Is this, perhaps, the new emergent youth politics? Going out and fighting for what you believe in out in the digital trenches – even if the thing you’re fighting for isn’t quite what you think it is. And hey – if you get powerful enough, maybe it’ll start changing to be more like what you want to keep you sweet, as it becomes increasingly dependent on your leverage beyond the border. Talk about grass-roots change, right? [via Bruce Sterling]
What’s interesting to me is that patriotism can motivate these kids to hacking. Here in the UK, the most that nationalist sentiment can seem to stir up in young folk is the desire to thump brown people, and those easily swayed by such desires aren’t often in the possession of a mentality that would lend itself to 00b3r-1337 computer skillzorz; as a general rule, Western hackers tend to work against governments and authority (how much is that due to the influence of cyberpunk literature?), so it’s a cognitive dissonance moment for me to read about kids voluntarily furthering the cause of their nation rather than their own interests.
Which is one of the things that makes me wonder just how true all of these stories are.

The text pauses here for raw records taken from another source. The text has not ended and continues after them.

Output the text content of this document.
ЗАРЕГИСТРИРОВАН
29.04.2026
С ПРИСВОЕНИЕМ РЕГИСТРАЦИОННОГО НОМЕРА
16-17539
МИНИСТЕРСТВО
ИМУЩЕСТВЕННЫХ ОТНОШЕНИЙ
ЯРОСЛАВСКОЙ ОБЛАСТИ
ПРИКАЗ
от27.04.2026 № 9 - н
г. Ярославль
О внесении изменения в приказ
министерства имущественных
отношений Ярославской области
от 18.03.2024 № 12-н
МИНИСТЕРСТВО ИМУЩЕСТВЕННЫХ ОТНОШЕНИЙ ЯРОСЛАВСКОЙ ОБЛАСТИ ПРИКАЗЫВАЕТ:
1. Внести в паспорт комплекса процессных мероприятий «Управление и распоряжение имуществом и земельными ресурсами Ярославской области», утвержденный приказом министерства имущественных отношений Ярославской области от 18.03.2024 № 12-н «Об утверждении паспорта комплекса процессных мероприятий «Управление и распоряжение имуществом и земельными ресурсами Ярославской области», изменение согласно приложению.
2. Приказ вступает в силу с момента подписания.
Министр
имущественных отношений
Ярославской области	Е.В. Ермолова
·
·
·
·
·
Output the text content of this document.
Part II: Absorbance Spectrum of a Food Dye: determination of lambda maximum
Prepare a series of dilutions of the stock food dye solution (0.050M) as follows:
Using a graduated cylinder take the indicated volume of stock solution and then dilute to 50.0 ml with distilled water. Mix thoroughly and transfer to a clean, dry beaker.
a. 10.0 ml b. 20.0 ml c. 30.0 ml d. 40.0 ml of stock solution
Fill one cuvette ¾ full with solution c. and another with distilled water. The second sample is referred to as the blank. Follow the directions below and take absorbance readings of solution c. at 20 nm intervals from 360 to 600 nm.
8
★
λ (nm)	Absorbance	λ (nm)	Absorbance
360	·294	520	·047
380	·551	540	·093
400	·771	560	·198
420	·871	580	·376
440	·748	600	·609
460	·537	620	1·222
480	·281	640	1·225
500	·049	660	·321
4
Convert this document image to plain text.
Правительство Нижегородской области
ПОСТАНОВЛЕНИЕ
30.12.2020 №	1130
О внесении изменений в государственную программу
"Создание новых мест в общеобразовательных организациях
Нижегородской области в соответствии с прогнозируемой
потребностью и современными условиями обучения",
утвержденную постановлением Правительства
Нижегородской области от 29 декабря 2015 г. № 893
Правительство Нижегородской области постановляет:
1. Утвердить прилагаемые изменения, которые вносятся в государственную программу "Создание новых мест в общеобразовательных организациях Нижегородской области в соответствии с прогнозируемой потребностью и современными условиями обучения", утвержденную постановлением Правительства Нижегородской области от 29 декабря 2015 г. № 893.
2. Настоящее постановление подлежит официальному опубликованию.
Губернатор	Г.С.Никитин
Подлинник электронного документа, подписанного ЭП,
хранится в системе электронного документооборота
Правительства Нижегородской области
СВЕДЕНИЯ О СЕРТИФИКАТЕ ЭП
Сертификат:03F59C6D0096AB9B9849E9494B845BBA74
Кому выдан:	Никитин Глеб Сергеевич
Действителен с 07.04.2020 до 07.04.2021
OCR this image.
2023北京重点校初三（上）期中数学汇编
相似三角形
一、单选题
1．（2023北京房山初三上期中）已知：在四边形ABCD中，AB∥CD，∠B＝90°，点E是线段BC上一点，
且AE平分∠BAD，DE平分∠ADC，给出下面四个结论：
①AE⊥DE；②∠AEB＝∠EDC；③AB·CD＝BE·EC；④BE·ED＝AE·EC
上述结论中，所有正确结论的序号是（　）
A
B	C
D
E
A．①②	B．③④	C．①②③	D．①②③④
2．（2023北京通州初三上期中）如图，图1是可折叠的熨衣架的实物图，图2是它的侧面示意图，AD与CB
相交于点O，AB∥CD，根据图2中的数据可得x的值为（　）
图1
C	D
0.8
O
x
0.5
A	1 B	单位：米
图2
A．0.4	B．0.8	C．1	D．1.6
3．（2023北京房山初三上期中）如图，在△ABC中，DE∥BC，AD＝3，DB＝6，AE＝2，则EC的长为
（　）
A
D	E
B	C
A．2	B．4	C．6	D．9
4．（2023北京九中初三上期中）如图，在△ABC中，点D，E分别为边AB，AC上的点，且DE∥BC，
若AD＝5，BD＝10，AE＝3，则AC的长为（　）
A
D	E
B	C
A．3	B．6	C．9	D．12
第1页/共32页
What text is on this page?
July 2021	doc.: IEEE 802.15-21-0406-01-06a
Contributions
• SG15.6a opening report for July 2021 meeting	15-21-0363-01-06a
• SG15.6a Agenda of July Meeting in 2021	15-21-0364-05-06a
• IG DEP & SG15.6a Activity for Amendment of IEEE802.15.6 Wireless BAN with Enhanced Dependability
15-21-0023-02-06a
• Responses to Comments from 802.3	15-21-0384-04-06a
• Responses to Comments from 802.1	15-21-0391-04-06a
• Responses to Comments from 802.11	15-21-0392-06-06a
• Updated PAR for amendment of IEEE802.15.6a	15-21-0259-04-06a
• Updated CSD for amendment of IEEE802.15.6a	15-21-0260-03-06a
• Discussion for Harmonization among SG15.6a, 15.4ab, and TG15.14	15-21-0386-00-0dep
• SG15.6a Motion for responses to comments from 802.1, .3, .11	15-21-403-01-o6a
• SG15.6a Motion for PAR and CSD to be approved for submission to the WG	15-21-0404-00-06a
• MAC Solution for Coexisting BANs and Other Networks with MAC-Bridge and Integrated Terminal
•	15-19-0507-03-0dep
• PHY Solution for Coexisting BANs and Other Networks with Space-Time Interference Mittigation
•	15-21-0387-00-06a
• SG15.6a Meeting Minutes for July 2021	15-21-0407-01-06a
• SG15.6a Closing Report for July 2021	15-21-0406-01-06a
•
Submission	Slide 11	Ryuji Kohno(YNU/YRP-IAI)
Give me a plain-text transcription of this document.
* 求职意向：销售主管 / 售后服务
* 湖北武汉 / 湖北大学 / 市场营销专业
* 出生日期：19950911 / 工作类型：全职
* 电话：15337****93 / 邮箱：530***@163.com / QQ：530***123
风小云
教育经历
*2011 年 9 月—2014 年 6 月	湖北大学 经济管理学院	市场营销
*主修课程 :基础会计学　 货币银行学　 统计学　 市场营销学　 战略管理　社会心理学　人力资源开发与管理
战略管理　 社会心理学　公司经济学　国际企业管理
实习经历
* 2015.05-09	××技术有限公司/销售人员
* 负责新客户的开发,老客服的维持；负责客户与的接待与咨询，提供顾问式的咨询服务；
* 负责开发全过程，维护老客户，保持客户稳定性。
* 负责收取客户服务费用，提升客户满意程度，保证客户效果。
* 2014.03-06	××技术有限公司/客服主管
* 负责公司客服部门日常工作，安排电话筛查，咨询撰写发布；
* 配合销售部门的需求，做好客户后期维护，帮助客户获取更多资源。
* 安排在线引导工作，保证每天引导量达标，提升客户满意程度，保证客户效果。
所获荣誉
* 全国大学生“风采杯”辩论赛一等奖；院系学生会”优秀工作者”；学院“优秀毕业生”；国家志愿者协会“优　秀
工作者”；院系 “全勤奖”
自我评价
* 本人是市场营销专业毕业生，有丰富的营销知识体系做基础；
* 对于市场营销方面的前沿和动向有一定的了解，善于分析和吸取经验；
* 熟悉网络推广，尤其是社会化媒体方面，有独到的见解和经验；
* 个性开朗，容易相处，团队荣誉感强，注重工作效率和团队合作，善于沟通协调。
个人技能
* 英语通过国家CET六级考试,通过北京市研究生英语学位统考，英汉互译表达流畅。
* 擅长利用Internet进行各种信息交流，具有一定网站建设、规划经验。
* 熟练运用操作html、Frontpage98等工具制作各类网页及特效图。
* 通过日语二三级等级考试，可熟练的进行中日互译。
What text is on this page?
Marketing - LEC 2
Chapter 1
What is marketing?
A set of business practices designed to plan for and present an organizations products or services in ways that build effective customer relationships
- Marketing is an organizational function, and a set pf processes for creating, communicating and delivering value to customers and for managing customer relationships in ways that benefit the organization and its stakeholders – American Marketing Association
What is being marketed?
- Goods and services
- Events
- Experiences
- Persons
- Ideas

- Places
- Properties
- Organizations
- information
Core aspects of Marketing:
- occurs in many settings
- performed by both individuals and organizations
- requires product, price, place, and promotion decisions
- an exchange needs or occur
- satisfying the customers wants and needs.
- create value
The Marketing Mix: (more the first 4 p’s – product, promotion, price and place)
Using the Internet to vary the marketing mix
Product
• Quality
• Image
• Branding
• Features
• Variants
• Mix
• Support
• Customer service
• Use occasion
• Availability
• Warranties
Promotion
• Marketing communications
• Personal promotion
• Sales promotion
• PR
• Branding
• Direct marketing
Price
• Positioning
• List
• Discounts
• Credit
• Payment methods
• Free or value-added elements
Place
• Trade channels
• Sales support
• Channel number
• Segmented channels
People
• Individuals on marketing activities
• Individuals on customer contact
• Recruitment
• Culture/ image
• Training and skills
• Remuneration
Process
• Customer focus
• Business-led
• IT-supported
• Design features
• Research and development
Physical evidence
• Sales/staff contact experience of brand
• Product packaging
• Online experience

As a general trend, the last twelve months have seen a big increase in news stories that give us reason to fear an amorphous and distant conceptual bundle labelled “China”, in inverse proportion to coverage of the previous faceless multiplex global enemy, namely Muslim extremism. The economic crisis has made this particularly easy (China is buying up western debt! China is stockpiling commodities!), and climate change is a nice lever too (China won’t stop polluting, so why should we?).
While I understand the need for political rhetoric (and the media that feed from it, remora-like) to set up ideological opponents against which to rally the diminishing regiments of Western patriots, I sincerely hope we’re not headed for some sort of Cold War re-run. We’ve enough problems on our plate as it is.